A ópera prometeica
Meu crânio outrora fatigava ao léu vespertino,
Bem me lembro, minhas ideias escoavam pelo céu, na rutilância obscena de uma hemorragia.
Nas funduras do meu ser, algo rompia,
o por do sol era a minha sangria, que de tanto
congestionar, manchou a atmosfera em mais
um apocalipse diurno.
Cá estou eu, produto do esvaziamento existencial;
Do meu sangue jorrado, os esmeros coágulos da insatisfação
operam na distância atmosférica.
Oh sim, nada é mais pesado que o céu ensanguentado,
É pra lá que os meus pensamentos vazam quando não cabem mais em mim.

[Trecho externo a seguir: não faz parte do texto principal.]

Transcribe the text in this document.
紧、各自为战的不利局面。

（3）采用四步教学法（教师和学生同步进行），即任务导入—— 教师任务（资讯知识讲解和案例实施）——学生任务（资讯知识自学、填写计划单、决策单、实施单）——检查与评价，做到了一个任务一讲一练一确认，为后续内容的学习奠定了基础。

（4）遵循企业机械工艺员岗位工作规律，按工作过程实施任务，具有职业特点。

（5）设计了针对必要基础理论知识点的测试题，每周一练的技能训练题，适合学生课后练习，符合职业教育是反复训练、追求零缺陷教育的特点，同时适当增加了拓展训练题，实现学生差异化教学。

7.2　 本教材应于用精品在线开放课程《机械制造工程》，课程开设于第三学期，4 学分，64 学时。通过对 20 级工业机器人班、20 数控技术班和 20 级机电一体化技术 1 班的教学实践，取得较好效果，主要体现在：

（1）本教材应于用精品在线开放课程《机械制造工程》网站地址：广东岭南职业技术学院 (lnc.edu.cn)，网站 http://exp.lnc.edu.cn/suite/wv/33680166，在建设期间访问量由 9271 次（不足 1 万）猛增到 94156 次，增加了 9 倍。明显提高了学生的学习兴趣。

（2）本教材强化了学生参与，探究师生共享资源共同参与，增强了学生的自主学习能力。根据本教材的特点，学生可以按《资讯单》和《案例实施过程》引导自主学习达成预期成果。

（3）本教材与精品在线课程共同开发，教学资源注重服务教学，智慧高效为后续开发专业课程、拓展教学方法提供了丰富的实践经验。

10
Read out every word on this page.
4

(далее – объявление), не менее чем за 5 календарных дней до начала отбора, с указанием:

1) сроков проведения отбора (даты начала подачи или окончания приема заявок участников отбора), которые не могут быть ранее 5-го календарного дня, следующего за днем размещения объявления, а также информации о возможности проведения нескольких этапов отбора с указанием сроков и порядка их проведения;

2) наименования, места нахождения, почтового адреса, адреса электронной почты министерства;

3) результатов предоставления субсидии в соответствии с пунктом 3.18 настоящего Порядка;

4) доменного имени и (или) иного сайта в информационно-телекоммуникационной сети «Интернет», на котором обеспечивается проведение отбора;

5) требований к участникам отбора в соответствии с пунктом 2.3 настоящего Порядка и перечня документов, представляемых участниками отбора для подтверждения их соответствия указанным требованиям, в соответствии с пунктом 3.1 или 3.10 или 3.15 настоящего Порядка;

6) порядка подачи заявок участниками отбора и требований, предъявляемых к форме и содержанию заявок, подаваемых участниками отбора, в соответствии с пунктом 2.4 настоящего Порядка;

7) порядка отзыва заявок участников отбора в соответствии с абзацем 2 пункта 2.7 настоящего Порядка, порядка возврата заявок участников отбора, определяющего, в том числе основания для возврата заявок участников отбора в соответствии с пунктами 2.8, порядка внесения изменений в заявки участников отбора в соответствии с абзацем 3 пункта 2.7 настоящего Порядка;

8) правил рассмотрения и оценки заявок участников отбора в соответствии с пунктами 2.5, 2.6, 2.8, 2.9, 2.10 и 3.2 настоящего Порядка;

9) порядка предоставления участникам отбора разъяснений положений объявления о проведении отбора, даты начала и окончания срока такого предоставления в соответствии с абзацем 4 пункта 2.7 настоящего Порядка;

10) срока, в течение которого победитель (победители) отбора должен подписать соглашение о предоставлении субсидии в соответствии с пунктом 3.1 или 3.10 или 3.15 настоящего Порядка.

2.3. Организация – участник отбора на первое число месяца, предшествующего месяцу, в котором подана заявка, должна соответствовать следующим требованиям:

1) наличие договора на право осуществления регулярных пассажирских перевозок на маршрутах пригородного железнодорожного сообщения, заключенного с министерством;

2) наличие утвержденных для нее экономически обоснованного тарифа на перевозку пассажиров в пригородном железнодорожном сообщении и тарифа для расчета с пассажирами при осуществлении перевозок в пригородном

Numa ode anuviada, sinto o hálito castiçal na epigênese de certos pulmões soterrados,
O cheiro matutino, agora putresce no barro molhado da tarde;
Essa é a madureza da vida.
Pois algo ainda respira nas entranhas da terra,
mesmo após o sol decompor e entardecer todas
as sementes plantadas durante a aurora;
A tarde é a força decrépita da manhã
regada a sangue.
Já não posso sustentar o peso dos ossos que se formam da argila craniana;
Epimeteu é a minha força criacionista,
Vive por dar formas aos meus acúmulos mentais, mas já não posso suportar tais formas expostas, pois elas respiram em mim,
Desatinam a crescer e vazam das pupilas de deus;
Do epicentro lírico, algo rompe a carne da vida,
Talhando um céu de visão inflamada.
Doravante, das forças magnatas que me habitam,
Meros moldes, não suprem minhas criações
Essas vidas anseiam pela teogonia do fogo;
Pela fagulha do sopro que arde a alma;
A mera sobrevivência nunca serviu.
- Ó noite prematura, tu és a fumaça do crepúsculo prometeico; Em tua sangria, o fogo escapa dos deuses e espalha-se em um panteísmo infame, agora tudo arde em minhas mãos vis.
Tudo respira em combustões asmais, diluindo os pássaros de carvão,
Tu és o produto dos combustíveis da liberdade.
- Ó criatura, respire na fogueira que lhe concedi, arda enquanto o visgo escorre em seu crescimento.
Sou a hospedeira dessa tua composição anêmica por serotonina.
Sou a artesã das tuas extremidades derretidas.